From elite top 5 recruit WR Luther Burden III struggling to find his spot in 2022 as a perimeter receiver to moving inside to the slot and becoming the best receiver in the SEC.

From starting quarterback Brady Cook rehabbing from a torn labrum — and once again being recruited over through the transfer portal — to finally playing a full, healthy season. He tore the labrum on his throwing shoulder a year ago against K-State, but played the remainder of the season with the injury.

After rehabbing all offseason, after watching redshirt freshman Sam Horn and Miami transfer Jake Garcia compete for the job, Cook arrived at fall camp at full strength and won the job. He’s completing 71% of his passes, and has a TD/INT ratio if 14/3.
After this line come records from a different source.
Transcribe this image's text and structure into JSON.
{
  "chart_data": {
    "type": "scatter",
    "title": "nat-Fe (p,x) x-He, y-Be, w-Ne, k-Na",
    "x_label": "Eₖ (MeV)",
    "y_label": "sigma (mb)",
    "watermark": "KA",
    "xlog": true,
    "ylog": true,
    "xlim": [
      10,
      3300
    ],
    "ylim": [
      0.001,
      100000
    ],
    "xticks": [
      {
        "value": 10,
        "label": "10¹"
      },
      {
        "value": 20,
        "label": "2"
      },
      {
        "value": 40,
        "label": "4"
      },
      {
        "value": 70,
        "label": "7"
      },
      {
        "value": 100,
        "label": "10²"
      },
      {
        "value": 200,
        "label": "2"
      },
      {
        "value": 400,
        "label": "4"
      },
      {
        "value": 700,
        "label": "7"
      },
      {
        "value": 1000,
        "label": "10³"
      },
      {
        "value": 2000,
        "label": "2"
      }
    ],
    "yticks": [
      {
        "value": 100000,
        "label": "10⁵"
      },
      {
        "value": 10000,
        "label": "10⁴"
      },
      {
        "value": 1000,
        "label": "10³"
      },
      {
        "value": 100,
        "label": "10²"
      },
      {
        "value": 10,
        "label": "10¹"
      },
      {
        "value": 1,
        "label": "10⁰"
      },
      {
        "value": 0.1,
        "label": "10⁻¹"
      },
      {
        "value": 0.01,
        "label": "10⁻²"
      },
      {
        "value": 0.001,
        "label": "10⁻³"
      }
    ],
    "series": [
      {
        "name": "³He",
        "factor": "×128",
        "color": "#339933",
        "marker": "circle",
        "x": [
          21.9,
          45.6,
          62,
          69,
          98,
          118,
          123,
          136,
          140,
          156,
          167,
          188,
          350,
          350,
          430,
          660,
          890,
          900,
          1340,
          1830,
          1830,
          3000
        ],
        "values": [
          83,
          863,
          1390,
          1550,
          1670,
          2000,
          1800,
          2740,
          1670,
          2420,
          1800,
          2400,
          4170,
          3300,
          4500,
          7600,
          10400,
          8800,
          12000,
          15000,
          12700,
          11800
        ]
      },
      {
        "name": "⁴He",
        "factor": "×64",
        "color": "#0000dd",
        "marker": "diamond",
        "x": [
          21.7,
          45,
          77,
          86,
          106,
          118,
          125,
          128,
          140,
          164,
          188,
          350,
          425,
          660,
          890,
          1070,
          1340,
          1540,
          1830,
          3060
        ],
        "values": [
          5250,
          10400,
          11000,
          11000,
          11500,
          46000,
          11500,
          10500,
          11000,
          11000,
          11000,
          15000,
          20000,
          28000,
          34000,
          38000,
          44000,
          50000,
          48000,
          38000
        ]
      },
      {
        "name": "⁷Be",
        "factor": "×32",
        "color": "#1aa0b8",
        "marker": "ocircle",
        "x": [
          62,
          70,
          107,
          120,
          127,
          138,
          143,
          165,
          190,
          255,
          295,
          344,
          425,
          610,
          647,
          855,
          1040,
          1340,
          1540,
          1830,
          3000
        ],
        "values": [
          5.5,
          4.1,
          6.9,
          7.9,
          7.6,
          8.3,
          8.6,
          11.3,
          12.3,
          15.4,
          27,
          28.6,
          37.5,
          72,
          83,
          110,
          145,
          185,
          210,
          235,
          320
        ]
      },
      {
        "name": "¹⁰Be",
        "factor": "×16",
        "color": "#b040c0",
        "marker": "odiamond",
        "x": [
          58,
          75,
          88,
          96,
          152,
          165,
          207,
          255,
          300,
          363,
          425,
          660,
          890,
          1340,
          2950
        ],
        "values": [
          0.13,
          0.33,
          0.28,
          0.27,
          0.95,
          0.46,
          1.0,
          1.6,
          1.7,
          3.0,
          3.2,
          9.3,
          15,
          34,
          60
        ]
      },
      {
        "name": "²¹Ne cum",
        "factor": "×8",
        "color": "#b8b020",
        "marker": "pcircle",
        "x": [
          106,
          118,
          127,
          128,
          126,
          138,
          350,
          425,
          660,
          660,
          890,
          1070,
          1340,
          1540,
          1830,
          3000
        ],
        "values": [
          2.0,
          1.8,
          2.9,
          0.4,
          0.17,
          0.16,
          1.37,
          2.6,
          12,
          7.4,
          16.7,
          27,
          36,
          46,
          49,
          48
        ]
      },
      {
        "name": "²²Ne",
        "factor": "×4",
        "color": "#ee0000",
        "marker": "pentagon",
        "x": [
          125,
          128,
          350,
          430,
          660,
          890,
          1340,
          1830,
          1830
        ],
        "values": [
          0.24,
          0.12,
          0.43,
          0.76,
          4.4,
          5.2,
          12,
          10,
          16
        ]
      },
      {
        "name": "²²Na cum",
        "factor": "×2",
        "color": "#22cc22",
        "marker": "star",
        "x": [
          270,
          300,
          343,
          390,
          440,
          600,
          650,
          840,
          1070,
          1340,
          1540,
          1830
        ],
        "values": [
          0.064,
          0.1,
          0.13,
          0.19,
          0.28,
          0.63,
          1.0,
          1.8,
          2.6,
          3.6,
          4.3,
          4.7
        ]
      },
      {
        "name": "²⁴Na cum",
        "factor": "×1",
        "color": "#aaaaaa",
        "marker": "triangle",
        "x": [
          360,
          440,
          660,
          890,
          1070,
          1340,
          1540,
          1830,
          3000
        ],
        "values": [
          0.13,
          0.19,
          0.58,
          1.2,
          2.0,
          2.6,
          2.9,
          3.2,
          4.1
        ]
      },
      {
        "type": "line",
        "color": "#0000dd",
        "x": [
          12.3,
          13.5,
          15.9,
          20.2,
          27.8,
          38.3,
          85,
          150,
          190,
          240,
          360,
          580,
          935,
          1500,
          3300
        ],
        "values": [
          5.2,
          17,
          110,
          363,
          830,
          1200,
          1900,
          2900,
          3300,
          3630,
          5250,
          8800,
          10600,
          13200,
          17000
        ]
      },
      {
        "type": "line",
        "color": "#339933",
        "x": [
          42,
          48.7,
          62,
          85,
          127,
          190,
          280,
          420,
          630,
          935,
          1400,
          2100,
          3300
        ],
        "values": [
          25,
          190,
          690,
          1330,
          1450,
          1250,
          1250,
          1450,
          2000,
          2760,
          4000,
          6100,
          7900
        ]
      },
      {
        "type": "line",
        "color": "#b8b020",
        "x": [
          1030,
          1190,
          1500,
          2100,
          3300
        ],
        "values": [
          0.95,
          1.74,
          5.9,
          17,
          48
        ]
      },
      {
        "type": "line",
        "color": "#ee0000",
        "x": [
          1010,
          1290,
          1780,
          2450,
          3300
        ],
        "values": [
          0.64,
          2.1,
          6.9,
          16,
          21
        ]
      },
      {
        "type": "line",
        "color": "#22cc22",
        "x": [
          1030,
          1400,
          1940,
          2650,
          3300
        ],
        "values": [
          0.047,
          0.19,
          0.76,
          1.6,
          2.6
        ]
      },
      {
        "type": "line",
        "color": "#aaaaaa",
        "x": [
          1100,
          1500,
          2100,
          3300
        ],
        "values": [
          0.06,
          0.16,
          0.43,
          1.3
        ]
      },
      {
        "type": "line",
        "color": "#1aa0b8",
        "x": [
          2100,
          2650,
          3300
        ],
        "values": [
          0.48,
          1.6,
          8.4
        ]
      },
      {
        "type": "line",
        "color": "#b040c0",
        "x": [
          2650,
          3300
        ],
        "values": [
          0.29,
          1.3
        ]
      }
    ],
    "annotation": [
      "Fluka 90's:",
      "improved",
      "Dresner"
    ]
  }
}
These success stories are developing and blooming all over the roster, a group of players who found each other through tenuous, unknown paths — and made it work.
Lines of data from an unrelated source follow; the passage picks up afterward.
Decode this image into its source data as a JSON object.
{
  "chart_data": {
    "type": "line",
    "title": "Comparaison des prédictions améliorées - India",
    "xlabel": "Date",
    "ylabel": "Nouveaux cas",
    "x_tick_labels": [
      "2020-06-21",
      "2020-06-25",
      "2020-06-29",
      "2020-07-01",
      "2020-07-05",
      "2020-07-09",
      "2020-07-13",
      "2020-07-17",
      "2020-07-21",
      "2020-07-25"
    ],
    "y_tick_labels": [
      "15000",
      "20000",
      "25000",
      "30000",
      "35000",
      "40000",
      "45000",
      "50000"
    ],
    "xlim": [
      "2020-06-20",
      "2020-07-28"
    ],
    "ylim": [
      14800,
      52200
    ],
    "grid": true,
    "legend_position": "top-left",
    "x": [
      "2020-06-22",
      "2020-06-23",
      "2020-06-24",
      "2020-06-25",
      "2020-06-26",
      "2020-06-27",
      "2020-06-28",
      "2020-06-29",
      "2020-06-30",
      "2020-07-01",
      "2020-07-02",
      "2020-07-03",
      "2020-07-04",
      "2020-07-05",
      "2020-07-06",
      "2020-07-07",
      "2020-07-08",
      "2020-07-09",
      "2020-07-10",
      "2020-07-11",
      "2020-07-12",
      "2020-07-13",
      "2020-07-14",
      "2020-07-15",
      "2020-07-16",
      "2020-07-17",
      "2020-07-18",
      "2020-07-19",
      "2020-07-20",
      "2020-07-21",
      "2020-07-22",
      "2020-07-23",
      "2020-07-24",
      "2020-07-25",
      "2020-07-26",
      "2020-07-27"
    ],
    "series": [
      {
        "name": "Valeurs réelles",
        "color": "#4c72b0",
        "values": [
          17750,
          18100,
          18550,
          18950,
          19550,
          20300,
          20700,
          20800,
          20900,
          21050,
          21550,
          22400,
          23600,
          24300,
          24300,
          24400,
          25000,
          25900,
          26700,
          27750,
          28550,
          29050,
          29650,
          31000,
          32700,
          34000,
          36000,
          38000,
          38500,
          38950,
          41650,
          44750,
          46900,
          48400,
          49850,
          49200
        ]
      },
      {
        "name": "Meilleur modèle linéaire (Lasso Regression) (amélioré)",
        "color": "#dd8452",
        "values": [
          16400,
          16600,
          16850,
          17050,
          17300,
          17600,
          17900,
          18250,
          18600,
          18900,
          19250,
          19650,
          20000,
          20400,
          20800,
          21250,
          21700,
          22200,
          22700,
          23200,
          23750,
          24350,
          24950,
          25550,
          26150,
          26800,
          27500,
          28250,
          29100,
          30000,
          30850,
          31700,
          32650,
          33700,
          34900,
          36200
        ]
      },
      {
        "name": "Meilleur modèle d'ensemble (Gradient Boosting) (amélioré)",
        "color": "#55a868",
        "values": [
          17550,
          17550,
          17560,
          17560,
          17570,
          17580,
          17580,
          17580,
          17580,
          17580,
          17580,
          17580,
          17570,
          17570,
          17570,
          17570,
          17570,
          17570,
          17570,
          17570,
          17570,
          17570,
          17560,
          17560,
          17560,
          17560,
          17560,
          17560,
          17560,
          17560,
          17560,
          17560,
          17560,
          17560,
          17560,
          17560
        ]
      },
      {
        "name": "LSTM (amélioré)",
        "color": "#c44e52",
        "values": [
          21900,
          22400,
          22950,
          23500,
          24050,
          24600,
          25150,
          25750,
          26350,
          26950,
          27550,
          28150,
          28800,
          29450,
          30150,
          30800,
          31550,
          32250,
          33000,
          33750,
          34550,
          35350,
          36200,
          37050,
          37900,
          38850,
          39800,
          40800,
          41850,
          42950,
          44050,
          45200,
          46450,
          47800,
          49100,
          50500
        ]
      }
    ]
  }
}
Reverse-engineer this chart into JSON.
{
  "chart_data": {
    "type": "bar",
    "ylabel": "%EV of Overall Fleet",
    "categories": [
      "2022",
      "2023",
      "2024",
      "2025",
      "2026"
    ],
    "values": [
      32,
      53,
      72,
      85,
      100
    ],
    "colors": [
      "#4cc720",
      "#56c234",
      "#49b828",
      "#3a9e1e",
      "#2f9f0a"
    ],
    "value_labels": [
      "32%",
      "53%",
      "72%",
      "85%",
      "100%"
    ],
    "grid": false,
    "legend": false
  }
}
“To see how this has come together is really rewarding,” Cook said after the Kentucky game. “A lot of guys who have put a lot of work into it.”

Through some heavy odds.

Cody Schrader was a high school star in St. Louis and dreamed of playing for Missouri. Had more than 6,700 yards rushing in high school and 111 career touchdowns.

He was also 5-9 — on a good day. And no one wanted him.

So he went to Division II Truman State and tore it up for 4 seasons, including rushing for 2,074 yards and 24 TDs in 2021 — before deciding to enter the portal.

He arrived at Mizzou as a walk-on, and he played sparingly in 2022 while the staff tried Stanford transfer Nathaniel Peat and Elijah Young — and wouldn’t you know it — eventually couldn’t keep Schrader off the field.

He got on for good midway through last season, and is now 2nd in the SEC in rush yards (648) heading into Saturday’s game against South Carolina. Oh, he’s on scholarship, too.

Drinkwitz calls him “an American Story.”

For an unthinkable American Tale of a team.

Schrader isn’t alone in the road less traveled. Cornerback Kris Abrams-Draine was a 3-star wide receiver recruit who switched to cornerback at Missouri and has been among the best at his position in the SEC over the past 2 seasons. He leads the SEC in passes defended (13) and has 4 interceptions.

Ty’Ron Hopper couldn’t get on the field at Florida in 2021, because despite his talent, he couldn’t convince the previous Gators staff he could play consistently. He leads Missouri in tackles (again), and is the Tigers’ highest-rated NFL Draft eligible player.

The Missouri roster is littered with players who were told they weren’t going to make it, then found a way to do it in Columbia. Hopper is just 1 of 23 players on the 2-deep depth chart (9 starters) who have transferred into the program over the past 2 years.

Like former Oklahoma WR Theo Wease Jr., who never really fit with the Sooners despite his clear talent (No. 37 overall recruit in 2019, according to the 247Sports composite).

Wease is the perimeter receiver the Tigers lacked in 2021, and his development allowed Missouri to move Burden inside. Wease is the deep threat Missouri has needed, and makes defenses pay when doubling Burden.

Case in point: last week’s Kentucky game. The Wildcats made a point to take away Burden, bracketing him at times with a safety. Burden caught 2 passes all game for 15 yards.

Wease caught 6 — including a critical early touchdown as Missouri responded from a 14-0 deficit on the road to outscore Kentucky 38-7 the rest of the way.

“I think (Burden) was more excited for Theo Wease catching the touchdown ball at the end of the half than anybody,” Drinkwitz said.

These seasons don’t come around often. From trying to win games … to trying to win a championship.

The American Tale of a team isn’t done yet.